Burkina Faso: Dozens Killed in Suspected Jihadist Attacks Across the Country

A road in Kaves west of Bamako

Around 40 people, many of them civilian volunteers with the army, have reportedly been killed in a series of suspected jihadist attacks in Burkina Faso over the weekend.

In the northern Sahel region of Burkina, around 25 people were killed in two assaults on Saturday, including 13 members of the Volunteers for the Defence of the Fatherland (VDP).

In Kompienga, near Burkina's south-eastern border with Togo and Benin, about 15 civilians were reportedly killed on Saturday when their convoy was attacked while under VDP escort.
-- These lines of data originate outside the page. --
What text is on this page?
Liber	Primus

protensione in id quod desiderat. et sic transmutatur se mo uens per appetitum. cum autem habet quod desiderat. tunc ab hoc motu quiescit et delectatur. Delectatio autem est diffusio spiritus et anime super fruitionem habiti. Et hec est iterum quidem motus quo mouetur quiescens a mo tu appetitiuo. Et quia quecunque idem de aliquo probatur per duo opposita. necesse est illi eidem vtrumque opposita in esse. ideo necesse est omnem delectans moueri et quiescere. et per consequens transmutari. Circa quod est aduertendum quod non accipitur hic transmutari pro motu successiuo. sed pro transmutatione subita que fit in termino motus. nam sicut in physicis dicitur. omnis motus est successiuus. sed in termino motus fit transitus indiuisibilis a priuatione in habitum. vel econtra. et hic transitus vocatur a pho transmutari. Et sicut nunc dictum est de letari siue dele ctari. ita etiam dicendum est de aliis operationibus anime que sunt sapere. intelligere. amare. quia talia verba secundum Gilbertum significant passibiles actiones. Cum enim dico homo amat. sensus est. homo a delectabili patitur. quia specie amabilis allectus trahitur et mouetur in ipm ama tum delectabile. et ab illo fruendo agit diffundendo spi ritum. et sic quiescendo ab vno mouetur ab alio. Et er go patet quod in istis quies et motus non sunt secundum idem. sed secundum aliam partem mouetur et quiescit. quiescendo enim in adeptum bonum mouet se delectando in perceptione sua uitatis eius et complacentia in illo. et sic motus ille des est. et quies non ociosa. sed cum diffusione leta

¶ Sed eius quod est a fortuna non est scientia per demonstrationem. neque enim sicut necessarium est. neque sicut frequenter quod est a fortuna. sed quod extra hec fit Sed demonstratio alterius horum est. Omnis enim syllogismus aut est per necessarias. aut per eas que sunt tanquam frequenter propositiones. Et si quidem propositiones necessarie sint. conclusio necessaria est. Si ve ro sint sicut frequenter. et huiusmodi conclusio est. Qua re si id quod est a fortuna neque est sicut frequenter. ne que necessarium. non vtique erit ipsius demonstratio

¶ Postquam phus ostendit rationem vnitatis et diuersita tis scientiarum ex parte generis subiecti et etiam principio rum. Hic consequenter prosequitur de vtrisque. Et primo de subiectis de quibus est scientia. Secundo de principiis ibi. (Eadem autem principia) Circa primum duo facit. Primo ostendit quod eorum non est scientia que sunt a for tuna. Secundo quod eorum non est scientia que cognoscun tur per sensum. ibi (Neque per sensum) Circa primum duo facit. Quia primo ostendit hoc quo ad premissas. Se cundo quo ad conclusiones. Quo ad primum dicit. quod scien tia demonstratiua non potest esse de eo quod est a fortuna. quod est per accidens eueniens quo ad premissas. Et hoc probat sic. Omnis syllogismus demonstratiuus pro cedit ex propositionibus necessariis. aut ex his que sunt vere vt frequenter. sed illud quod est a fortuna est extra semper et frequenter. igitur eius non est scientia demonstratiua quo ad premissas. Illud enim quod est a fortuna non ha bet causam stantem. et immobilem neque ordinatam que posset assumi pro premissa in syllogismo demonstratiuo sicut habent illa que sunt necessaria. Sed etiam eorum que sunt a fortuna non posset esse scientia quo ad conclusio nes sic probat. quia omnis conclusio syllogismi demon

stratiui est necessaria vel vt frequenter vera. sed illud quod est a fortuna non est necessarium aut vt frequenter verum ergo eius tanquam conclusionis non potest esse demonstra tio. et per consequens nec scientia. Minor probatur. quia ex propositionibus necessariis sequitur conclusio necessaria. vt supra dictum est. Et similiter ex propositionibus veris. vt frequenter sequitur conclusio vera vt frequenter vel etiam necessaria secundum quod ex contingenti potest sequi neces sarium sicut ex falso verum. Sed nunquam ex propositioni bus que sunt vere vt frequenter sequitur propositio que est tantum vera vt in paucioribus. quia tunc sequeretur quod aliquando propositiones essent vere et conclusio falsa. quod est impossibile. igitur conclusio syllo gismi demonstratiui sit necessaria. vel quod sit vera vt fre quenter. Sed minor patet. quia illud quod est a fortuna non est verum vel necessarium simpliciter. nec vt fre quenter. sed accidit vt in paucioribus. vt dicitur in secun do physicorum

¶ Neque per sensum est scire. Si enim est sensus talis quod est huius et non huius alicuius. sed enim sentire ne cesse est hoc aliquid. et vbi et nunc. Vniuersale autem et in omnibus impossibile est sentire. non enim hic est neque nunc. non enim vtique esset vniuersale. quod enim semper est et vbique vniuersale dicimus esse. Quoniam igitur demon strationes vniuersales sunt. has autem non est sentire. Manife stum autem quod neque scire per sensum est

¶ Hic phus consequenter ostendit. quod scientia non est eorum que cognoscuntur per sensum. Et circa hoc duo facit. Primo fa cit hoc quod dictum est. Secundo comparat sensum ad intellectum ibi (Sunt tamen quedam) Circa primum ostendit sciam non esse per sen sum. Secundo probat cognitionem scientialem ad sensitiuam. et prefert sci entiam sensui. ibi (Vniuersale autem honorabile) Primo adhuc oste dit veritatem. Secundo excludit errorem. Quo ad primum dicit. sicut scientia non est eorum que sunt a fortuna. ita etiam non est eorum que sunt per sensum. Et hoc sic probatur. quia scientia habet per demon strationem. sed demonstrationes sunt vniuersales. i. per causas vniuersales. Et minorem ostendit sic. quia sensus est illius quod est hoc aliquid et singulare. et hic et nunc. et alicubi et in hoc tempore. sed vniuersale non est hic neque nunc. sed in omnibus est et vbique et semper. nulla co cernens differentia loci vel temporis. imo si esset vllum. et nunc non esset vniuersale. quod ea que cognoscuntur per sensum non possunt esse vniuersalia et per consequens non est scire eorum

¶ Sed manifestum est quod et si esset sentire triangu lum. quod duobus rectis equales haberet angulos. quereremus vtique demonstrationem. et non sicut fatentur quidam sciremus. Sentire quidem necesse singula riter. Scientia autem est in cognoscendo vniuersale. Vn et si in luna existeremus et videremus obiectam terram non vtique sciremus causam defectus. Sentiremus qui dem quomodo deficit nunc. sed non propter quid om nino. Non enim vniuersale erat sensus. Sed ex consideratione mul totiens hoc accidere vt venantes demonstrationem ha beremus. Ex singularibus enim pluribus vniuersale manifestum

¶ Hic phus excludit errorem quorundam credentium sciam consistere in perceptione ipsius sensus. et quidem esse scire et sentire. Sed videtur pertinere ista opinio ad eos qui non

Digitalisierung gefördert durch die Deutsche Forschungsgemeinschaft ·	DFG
A local resident said three VDP also died in this attack, and called for help for the wounded, which he said numbered nearly a dozen.

In another overnight raid on Saturday, assailants reportedly carried out a coordinated attack on police and gendarmes' posts in Faramana, near the frontier with Mali, causing two wounded.

Tackling violence is 'top priority'

Burkina Faso has been plagued by jihadist raids since 2015, when insurgents began mounting cross-border attacks from Mali.

More than 2,000 people have died and almost two million fled their homes.

Mutinous troops, angered at mounting losses, ousted elected president Roch Marc Christian Kaboré in January, with the coup leader Lieutenant-Colonel Paul-Henri Sandaogo Damiba vowing to tackled the violence and putting the restoration of security as his top priority.

After several weeks of relative calm after the coup, jihadist attacks resumed, and scores of civilians and members of the security forces have died.

VDP recruits targeted

Some of the heaviest losses have been suffered by the VDP, a civilian auxiliary force set up in December 2019 to take over some basic security duties from the army.

Recruits are given two weeks' military training and then work alongside the military, typically carrying out surveillance, information-gathering or escort duties.

A security source said there had been a "series of attacks which have mainly targeted Volunteers."